(Rinnovabili.it) – La polizia cinese ha arrestato 10 funzionari d’azienda colpevoli di aver truccato i dati relativi all’inquinamento delle rispettive imprese. Lo ha annunciato ieri il Ministero della Protezione ambientale, con l’intento di sottolineare la volontà del governo di intensificare i controlli sull’industria. La comunicazione strizza l’occhio anche alle crescenti porzioni del corpo sociale che stanno mostrando un forte malcontento per la pessima qualità dell’aria – e quindi della vita – nelle grandi città cinesi.
L’esecutivo non poteva più rimanere inerte dopo che, per la prima volta, a Pechino è scattato l’allarme rosso la scorsa settimana.

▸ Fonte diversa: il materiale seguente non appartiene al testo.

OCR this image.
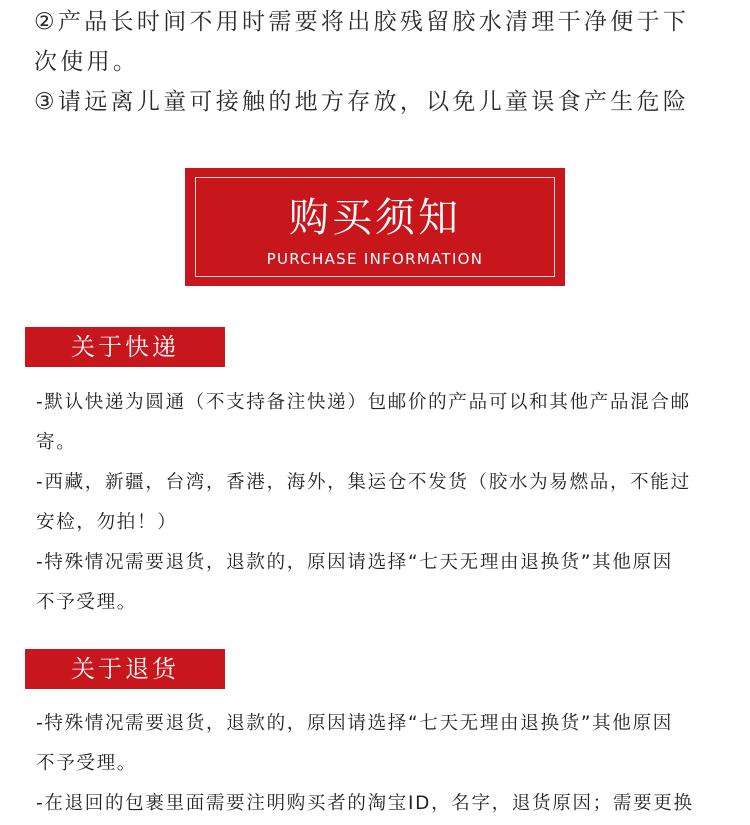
②产品长时间不用时需要将出胶残留胶水清理干净便于下
次使用。
③请远离儿童可接触的地方存放，以免儿童误食产生危险
购买须知
PURCHASE INFORMATION
关于快递
-默认快递为圆通（不支持备注快递）包邮价的产品可以和其他产品混合邮
寄。
-西藏，新疆，台湾，香港，海外，集运仓不发货（胶水为易燃品，不能过
安检，勿拍！）
-特殊情况需要退货，退款的，原因请选择“七天无理由退换货”其他原因
不予受理。
关于退货
-特殊情况需要退货，退款的，原因请选择“七天无理由退换货”其他原因
不予受理。
-在退回的包裹里面需要注明购买者的淘宝ID，名字，退货原因；需要更换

Una pesantissima coltre di smog avvolgeva la capitale, e l’amministrazione ha fatto scattare le misure di sicurezza: limitazioni al traffico veicolare, chiusura delle scuole e un appello del governo ai cittadini, cui è stato chiesto di interrompere «le attività all’aria aperta».
Dopo l’emergenza, il Dragone ha deciso di passare al contrattacco: otto aziende, da un impianto di depurazione nella città meridionale di Dongguan fino a una joint venture di Coca-Cola nella provincia di Gansu, sono state accusate dal Ministero della Protezione ambientale di diffondere dati falsi per ostacolare o manipolare i controlli ambientali.
A scoprire l’illegalità, speciali squadre del dicastero, deputate a implementare la normativa contro l’inquinamento. Le imprese sono state definite «senza scrupoli» per le loro falsificazioni, operate nel tentativo di eludere regole più stringenti. Ora la sorte dei funzionari finiti agli arresti è in mano ai giudici: secondo il Ministero la legge prevede pene detentive fino a sette anni per chi trasgredisce le leggi in materia di inquinamento.
Zhao Yanhong, un rappresentante della Coca-Cola in Cina, ha detto a Reuters che il caso relativo alla joint venture risale al mese di ottobre, ed è stato gestito dalle autorità regionali. Un impiegato sarebbe stato incarcerato per 5 giorni e poi rilasciato.